Pada tahun 1974, Pertamina memagari tanah itu. Sementara pada tahun 1980-an warga mulai banyak menghuni kawasan yang belum dimanfaatkan oleh Pertamina.
Inventarisasi pada tahun 1986 mencatat 344 bangunan tumbuh di tanah itu yang dihuni oleh 1.284 keluarga. Jumlah tersebut melonjak sampai 1969 bangunan yang dihuni oleh 2.000-an keluarga pada tahun 1991.
FRANSISKUS WISNU WARDHANA DANY
Suasana di RW 022 Kelapa Gading Barat, Kelapa Gading, Jakarta Utara, Rabu (16/6/2021). Kawasan yang menjadi bagian Kampung Tanah Merah ini mendapatkan bantuan dari Young Presidents’ Organization Indonesia dalam program kolaborasi Kampung Asuh.
Seiring okupasi, mulai terjadi kemelut antara Pertamina dan warga Tanah Merah. Mereka memrotes penertiban dengan ganti rugi tanah yang tidak dilaksanakan secara musyawarah, melainkan hanya melalui penyuluhan tingkat kota Jakarta Utara yang dilakukan tanggal 19 November 1991. Dalam penyuluhan itu dibacakan SK Gubernur No. 4143/073.3 tanggal 17 Oktober 1991 berisi pengukuhan taksasi pesangon sebesar Rp 37.000 per meter persegi untuk setiap bangunan, tanpa disertai pembayaran tanah dan benda lain (Kompas, 19/12/1991).
Warga menghendaki agar pemerintah menangguhkan surat Gubernur serta memberlakukan aturan permainan sebagaimana mestinya. Mereka menghendaki ganti rugi tanah yang diakui milik negara itu sebesar Rp 100.000 per meter persegi, sedangkan harga bangunan sebesar Rp 250.000 per meter persegi.

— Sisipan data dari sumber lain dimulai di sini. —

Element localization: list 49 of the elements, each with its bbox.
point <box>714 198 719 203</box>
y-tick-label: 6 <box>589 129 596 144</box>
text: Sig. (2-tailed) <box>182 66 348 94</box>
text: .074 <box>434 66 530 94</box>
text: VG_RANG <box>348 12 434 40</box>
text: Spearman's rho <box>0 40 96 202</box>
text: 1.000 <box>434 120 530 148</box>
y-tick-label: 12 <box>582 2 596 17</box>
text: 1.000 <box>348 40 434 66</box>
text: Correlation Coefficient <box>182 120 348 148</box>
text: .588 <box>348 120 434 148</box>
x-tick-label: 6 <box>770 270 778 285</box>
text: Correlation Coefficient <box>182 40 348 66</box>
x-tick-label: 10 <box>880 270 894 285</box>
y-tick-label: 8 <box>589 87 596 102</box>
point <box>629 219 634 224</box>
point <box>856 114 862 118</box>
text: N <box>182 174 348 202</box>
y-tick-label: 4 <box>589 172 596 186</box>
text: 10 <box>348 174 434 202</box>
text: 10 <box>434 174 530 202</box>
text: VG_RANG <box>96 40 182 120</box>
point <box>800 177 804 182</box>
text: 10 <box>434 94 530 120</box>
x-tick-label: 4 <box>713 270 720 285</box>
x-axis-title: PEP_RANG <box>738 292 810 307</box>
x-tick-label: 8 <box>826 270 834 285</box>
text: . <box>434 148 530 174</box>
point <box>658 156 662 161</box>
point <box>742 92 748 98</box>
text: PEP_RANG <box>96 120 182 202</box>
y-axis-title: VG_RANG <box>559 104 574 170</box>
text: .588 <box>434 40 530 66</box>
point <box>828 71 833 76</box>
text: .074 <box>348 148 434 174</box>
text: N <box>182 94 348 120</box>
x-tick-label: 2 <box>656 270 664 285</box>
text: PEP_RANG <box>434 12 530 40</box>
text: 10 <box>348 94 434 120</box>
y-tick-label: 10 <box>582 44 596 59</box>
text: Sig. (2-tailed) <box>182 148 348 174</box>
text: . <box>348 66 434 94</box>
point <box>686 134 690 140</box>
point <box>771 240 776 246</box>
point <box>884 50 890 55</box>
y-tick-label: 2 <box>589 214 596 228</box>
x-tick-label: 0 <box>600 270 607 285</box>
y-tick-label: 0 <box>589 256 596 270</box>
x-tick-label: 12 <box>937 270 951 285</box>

Setahun berselang warga mengirim surat kepada Presiden Soeharto. Mereka meminta perlindungan agar Wali Kota Administrasi Jakarta Utara menunda rencana pembongkaran rumah mereka tanggal 8 Januari dan memohon supaya pembongkaran sebaiknya dilakukan setelah dicapai kesepakatan mengenai pesangon atas tanah garapan yang telah mereka huni sekitar sepuluh tahun (Kompas, 3/1/1992).
Nursyahbani Katjasungkana, Direktur LBH Jakarta, mengatakan, Pertamina memperoleh SK Mendagri setelah permohonan HGB yang didaftarkan pada Direktorat Agraria dikabulkan. SK Mendagri sifatnya hanya "dispensasi" karena menurut Rencana Bagian Wilayah Kota saat itu Tanah Merah adalah Jalur Hijau (Kompas, 15/5/1992).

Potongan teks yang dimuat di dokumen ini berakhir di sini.